In August 1991 I turned in the manuscript, FVR’s first-ever account buttressed by a fully documented chronology.  I was told to expect a launch of the book, titled “Victory at EDSA,” on the 6th anniversary 1992 and I heard about meetings with Nonoy Marcelo for the cover and illustrations. And then … nothing.  The meetings stopped, the book never happened.  I was aghast, of course. They didn’t like my work? I was willing to edit, rewrite, whatever. I even found the nerve to phone General Joe Almonte – my one-on-one with him in Camp Aguinaldo, set up by Ramos’s staff, finished on a friendly note: he gave me his card, and a copy of Sandra Burton’s Impossible Dream: The Marcoses, the Aquinos, and the Unfinished Revolution [1989] which quoted him a lot, and of which he had a pile. He took my call, bully for him, and I asked him what happened. He said something to the effect that it wasn’t up to him, and that, really, it was people like me, in media, who should be putting out the story of EDSA.  Ganoon. I was paid in full, so I couldn’t really complain, but I wondered what, or is it who, changed their minds.  I imagined the Enrile-Honasan camp (still licking wounds from the foiled 1989 attempt to unseat Cory) expressing grave displeasure, and the Ramos camp graciously yielding, shelving the project permanently for some greater good involving Enrile and the military, forget EDSA.

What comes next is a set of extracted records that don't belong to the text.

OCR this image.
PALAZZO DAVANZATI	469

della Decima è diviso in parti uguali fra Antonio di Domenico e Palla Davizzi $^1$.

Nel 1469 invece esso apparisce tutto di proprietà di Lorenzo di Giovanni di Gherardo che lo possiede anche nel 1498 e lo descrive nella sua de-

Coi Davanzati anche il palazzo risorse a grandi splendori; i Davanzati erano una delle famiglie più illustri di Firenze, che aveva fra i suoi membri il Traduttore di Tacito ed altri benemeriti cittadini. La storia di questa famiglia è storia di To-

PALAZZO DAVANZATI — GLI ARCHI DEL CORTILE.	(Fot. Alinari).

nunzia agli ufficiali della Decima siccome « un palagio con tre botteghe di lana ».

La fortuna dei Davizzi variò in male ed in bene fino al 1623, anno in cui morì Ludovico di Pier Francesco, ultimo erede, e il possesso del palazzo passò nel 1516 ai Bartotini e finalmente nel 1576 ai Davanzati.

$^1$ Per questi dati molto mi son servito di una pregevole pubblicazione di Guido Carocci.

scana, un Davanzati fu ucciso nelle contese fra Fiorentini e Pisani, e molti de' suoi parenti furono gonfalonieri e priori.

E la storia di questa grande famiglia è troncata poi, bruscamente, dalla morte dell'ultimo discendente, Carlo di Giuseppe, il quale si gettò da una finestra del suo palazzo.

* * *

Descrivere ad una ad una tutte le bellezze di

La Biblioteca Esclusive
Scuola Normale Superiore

The bright side was, I now had the stories of FVR, his wife, kids, friends, neighbors, and, even, of Joe Almonte and close aide Sonny Razon, both Reformists in the time of EDSA. And more books were coming my away. In Our Image: America’s Empire in the Philippines (1989) by Stanley Karnow devoted some 10 of 494 pages to EDSA, for the most part telling how the U.S. State Department managed, long distance, the removal of Marcos from Malacañang.  And from Ferdinand E. Marcos: Malacañang to Makiki [1991] by Arturo C. Aruiza, a longtime military aide of the President, at last some stories about Marcos’s final days in the Palace, how sick he really was, no one was in command, Ver was in over his head.

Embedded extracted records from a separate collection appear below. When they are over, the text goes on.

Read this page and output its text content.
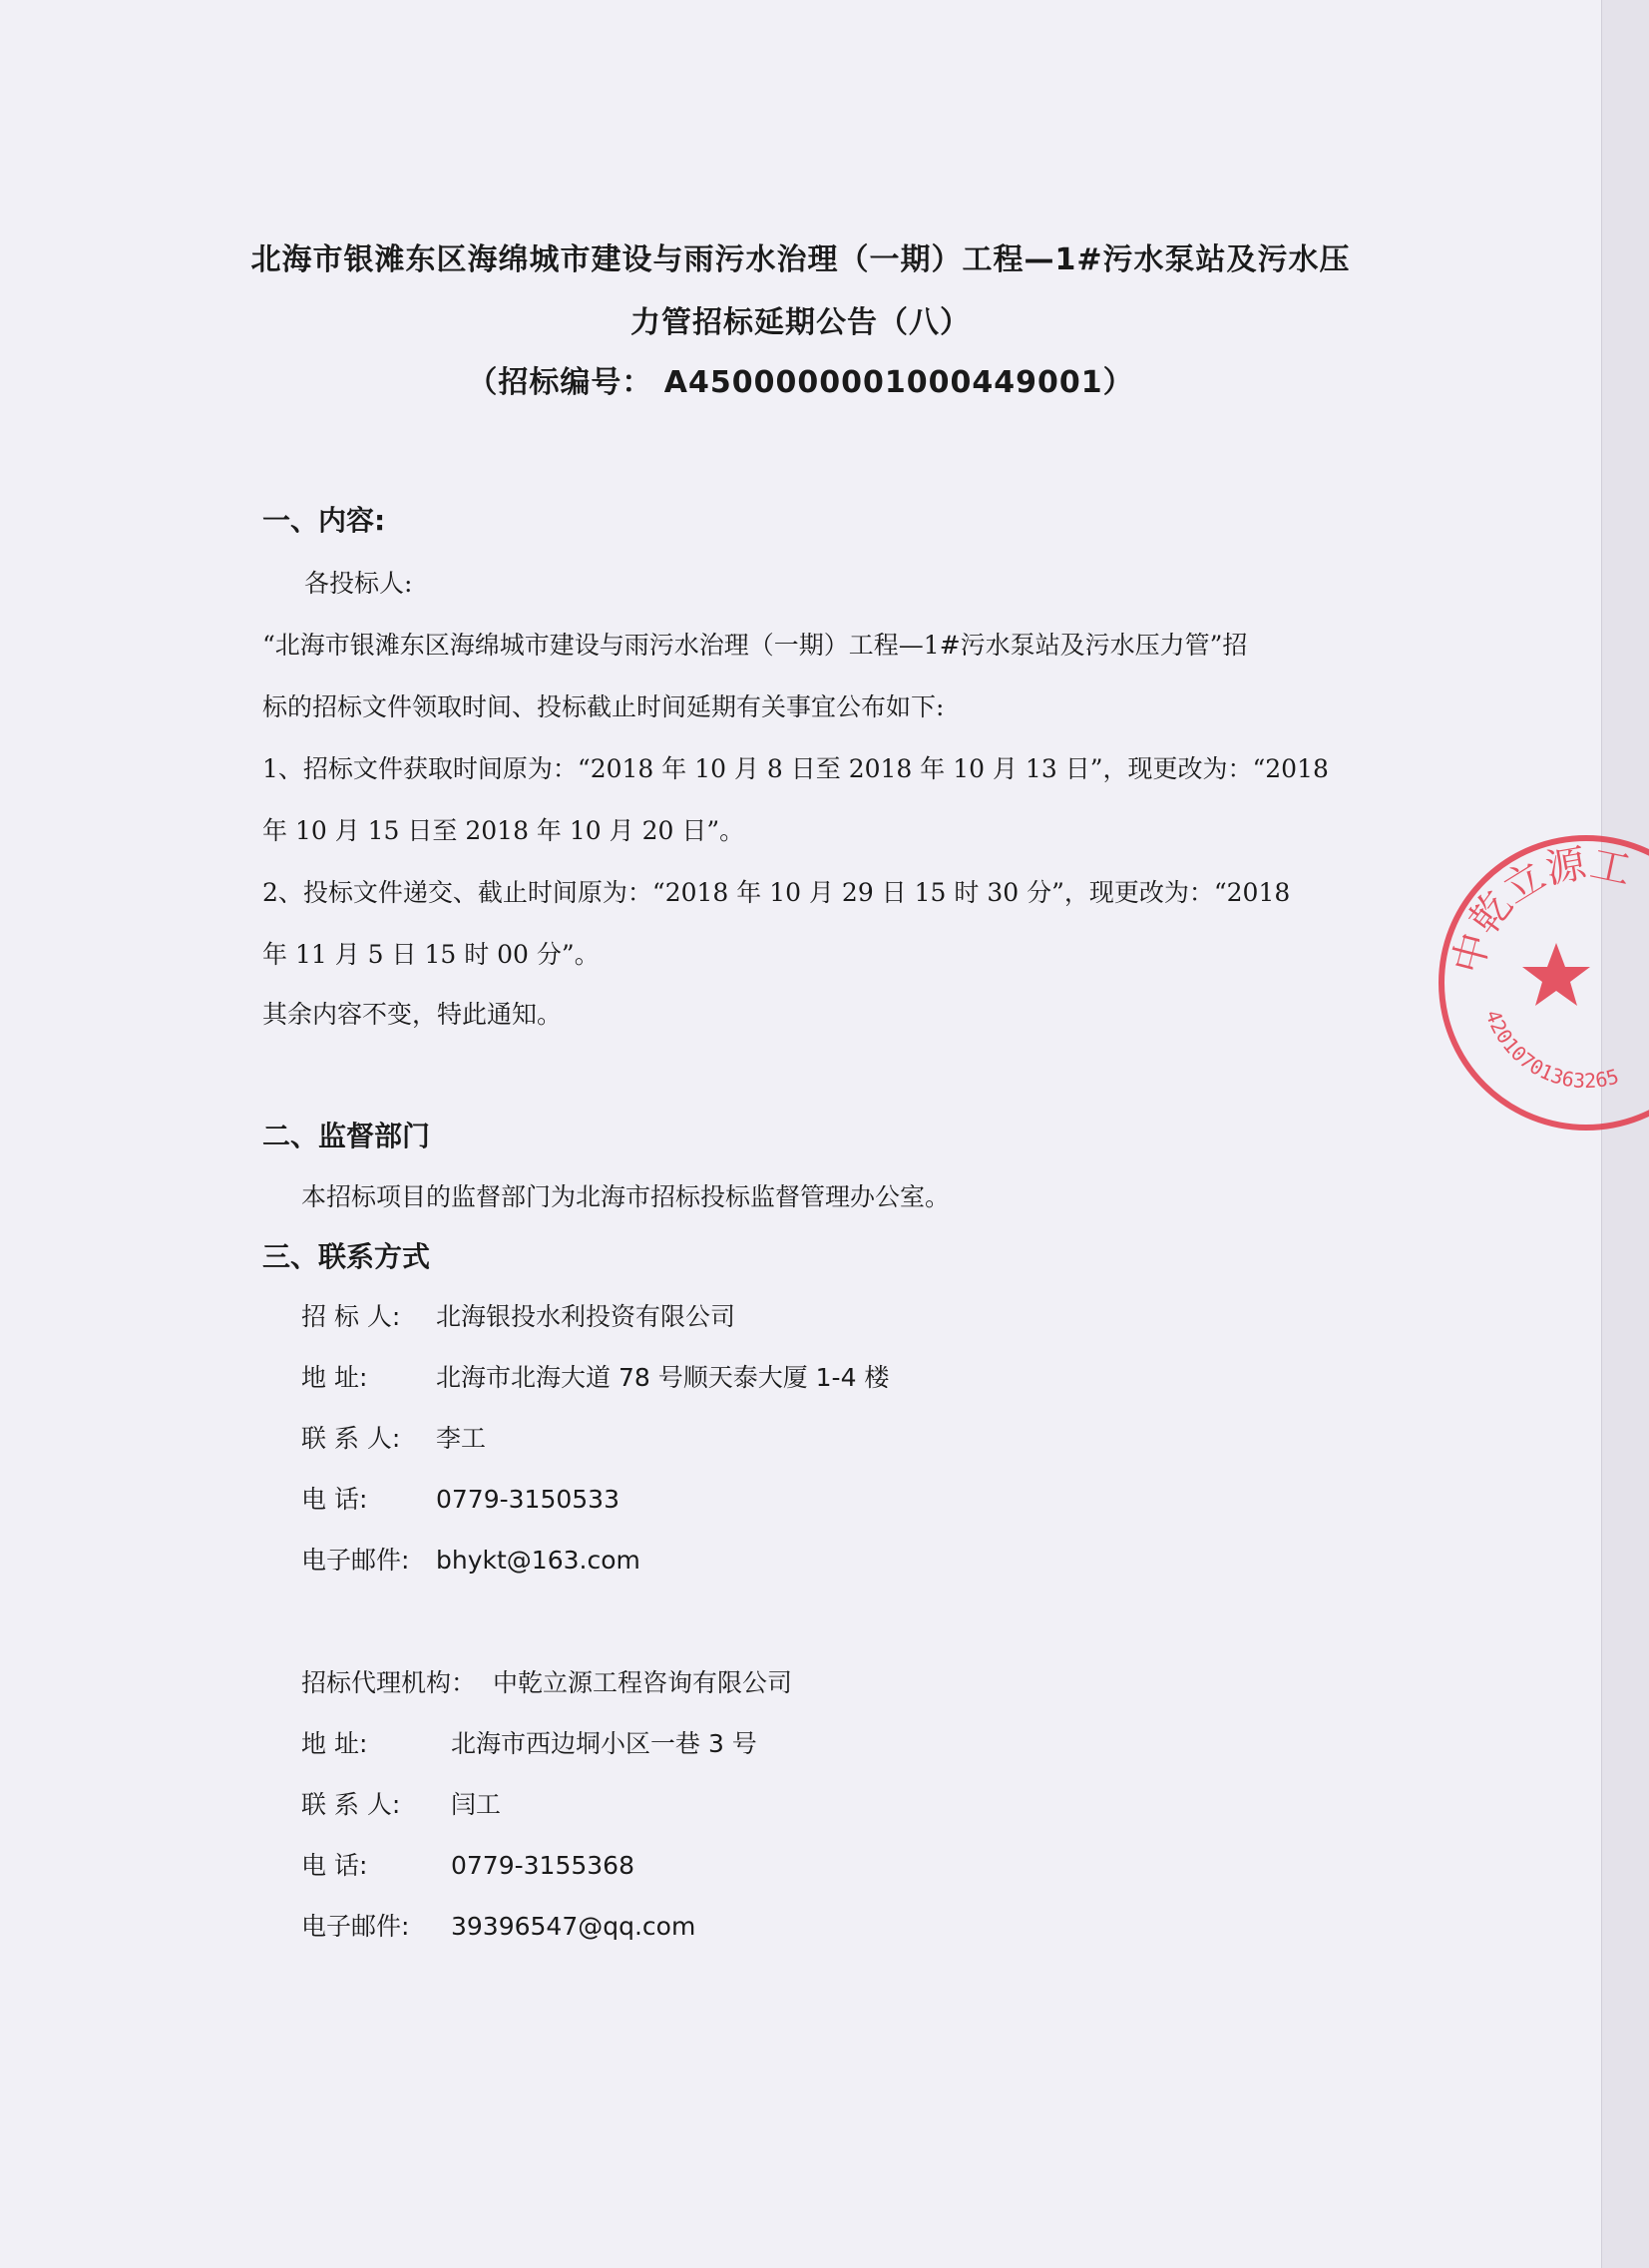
北海市银滩东区海绵城市建设与雨污水治理（一期）工程—1#污水泵站及污水压
力管招标延期公告（八）
（招标编号： A4500000001000449001）
一、内容:
各投标人:
“北海市银滩东区海绵城市建设与雨污水治理（一期）工程—1#污水泵站及污水压力管”招
标的招标文件领取时间、投标截止时间延期有关事宜公布如下:
1、招标文件获取时间原为：“2018 年 10 月 8 日至 2018 年 10 月 13 日”，现更改为：“2018
年 10 月 15 日至 2018 年 10 月 20 日”。
2、投标文件递交、截止时间原为：“2018 年 10 月 29 日 15 时 30 分”，现更改为：“2018
年 11 月 5 日 15 时 00 分”。
其余内容不变，特此通知。
二、监督部门
本招标项目的监督部门为北海市招标投标监督管理办公室。
三、联系方式
招 标 人: 北海银投水利投资有限公司
地 址:	北海市北海大道 78 号顺天泰大厦 1-4 楼
联 系 人: 李工
电 话:	0779-3150533
电子邮件: bhykt@163.com
招标代理机构： 中乾立源工程咨询有限公司
地 址:	北海市西边垌小区一巷 3 号
联 系 人: 闫工
电 话:	0779-3155368
电子邮件: 39396547@qq.com
中乾立源工
42010701363265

Twice during the FVR presidency, in mid-1992 and late ’94, a PR friend of his who had been privy to the project offered to publish the book. Both times, I was told, the Palace proved unreceptive, as in, don’t call us, we’ll call you. In ’95 I went back to the manuscript and started trimming it down, back to a lean and mean chronology, including the Ramos material, of course – for some reason, I was sure the Ramos camp would not mind if I helped myself. I was still hoping to find a publisher for the 10th anniversary and thinking Eggie Apostol, mother of the mosquito press herself, who happened to be a good friend of my mom’s sister, Nita Umali Berthelsen. But sometime that summer I was distracted by an invitation to come up with a proposal for a coffee table book on the historical Malacañang Palace and to meet with the advertising executive who was behind the project. I didn’t get the gig but I was paid for my time and I was tipped off that Rosemarie Arenas was one of the first people in EDSA in February 1986. Arenas the socialite and rumored mistress of FVR in some past life was so high-profile then, and said to be so influential with the Palace, I couldn’t resist the urge to get her story. I started asking around, and a writer friend said it was true, she fed the rebel generals gourmet food. I was writing a weekly column then for Jarius Bondoc’s all-opinion tabloid Isyu where friend Iskho was again my editor, and he knew exactly whom to call: PR consultant Mila Alora who set up the interview sometime in September.